UHCを達成するための留意点について麻生財務相は、「国民皆保険は、所得再配分を促進し、中産階級を拡大させることで、その後の社会の安定と経済発展に大きく寄与した」と日本の経験をアピール。限られた財源の中でも安定的な医療給付を行うための制度を設計することは全ての国においても可能とし、各国の財務省はその制度設計に寄与すべきと強調した。


◎社会保険料ベースの制度構築は「負担」の意識から財政規律を高める


資金活用の面では、「まずは(当事国は)国内資金の活用を追求すべき」と指摘。主たる財源を租税、社会保険料のいずれかに求めるかは「難しい選択」としながらも、社会保険料をベースとした日本の制度は、「租税ベースの社会保障に比べ、負担と受益の関係が明確で助け合いの意識を強め、社会保障の権利性を高め、保険料という負担に対する意識から制度の財政規律を高めるなどの利点がある」と強調した。ただ、制度設計の複雑性や不要不急の受診横行などモラルハザードも起こりやすいとの見解も示し、「各国財務省は長期にわたり持続可能な保険財政の枠組み構築に重要な役割を果たすべき」とした。


一方、外部資金の活用にも触れ、「低中所得国は国際機関や他国ドナーからの資金援助、さらに母子保健の資金動員を行うGFF(グローバル・ファイナンシング・ファシリティ)などの資金ツールの活用も考慮しうる」と強調。
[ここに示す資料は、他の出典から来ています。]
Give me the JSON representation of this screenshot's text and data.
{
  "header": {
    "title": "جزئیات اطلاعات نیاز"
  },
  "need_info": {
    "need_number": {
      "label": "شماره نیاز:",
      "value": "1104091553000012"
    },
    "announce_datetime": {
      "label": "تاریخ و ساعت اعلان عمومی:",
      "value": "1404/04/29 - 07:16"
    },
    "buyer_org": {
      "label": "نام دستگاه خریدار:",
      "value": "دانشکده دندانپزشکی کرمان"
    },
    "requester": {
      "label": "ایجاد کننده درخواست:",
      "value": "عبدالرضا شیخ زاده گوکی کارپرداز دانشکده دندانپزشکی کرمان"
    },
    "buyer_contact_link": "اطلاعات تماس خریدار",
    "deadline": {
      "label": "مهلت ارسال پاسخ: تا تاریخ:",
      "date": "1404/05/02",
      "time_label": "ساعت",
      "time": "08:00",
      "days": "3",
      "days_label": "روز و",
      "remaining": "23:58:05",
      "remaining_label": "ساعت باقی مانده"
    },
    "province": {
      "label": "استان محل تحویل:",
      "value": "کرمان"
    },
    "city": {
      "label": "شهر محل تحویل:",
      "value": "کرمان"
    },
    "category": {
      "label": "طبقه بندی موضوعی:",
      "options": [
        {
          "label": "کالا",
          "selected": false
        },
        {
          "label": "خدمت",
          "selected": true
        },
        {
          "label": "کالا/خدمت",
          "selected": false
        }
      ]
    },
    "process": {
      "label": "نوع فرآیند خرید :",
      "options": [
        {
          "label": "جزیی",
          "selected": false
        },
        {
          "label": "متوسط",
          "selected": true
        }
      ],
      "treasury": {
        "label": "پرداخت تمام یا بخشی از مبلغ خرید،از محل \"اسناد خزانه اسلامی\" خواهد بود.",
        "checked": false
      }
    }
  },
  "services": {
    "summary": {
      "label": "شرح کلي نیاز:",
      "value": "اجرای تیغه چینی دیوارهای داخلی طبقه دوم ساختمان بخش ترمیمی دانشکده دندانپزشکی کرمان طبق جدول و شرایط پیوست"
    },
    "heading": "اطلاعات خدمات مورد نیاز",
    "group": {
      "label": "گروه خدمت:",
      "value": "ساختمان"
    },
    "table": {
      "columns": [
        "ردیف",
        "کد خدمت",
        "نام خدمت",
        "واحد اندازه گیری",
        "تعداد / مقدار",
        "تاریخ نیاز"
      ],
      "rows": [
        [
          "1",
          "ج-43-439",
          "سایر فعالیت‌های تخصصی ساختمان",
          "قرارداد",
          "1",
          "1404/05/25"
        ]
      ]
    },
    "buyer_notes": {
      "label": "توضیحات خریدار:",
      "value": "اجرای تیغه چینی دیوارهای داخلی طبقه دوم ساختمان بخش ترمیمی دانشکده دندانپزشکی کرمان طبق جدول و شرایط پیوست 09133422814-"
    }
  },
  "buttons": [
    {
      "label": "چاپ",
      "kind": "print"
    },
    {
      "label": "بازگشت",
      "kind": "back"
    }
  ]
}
財務大臣は「保健セクターのガバナンスや制度的枠組みの適切性を確保する上でも重要な役割を担っている」との見解を明示した。


◎消費増税を通じ社会保険財源の安定化を推進


世界共通の課題となってきた高齢化への課題に対しては、「日本では社会保障財政の安定化と充実を同時に目指している」と強調。消費税の増税を通じ、社会保障財源の安定化を進めるとともに、子育て支援の充実や低所得者の社会保険料の軽減、介護労働者の処遇改善、医療と介護の連携強化、認知症対策などの取り組みを行っていると説明した。


このほか、12月13日から2日間の日程で「UHCフォーラム2017」を東京都内で開催することにも触れ、「持続可能な保険財政の構築に財務大臣の果たすべき重要な役割を再確認するための絶好の機会になる」と指摘し、引き続き主導的な役割を果たす考えを強調した。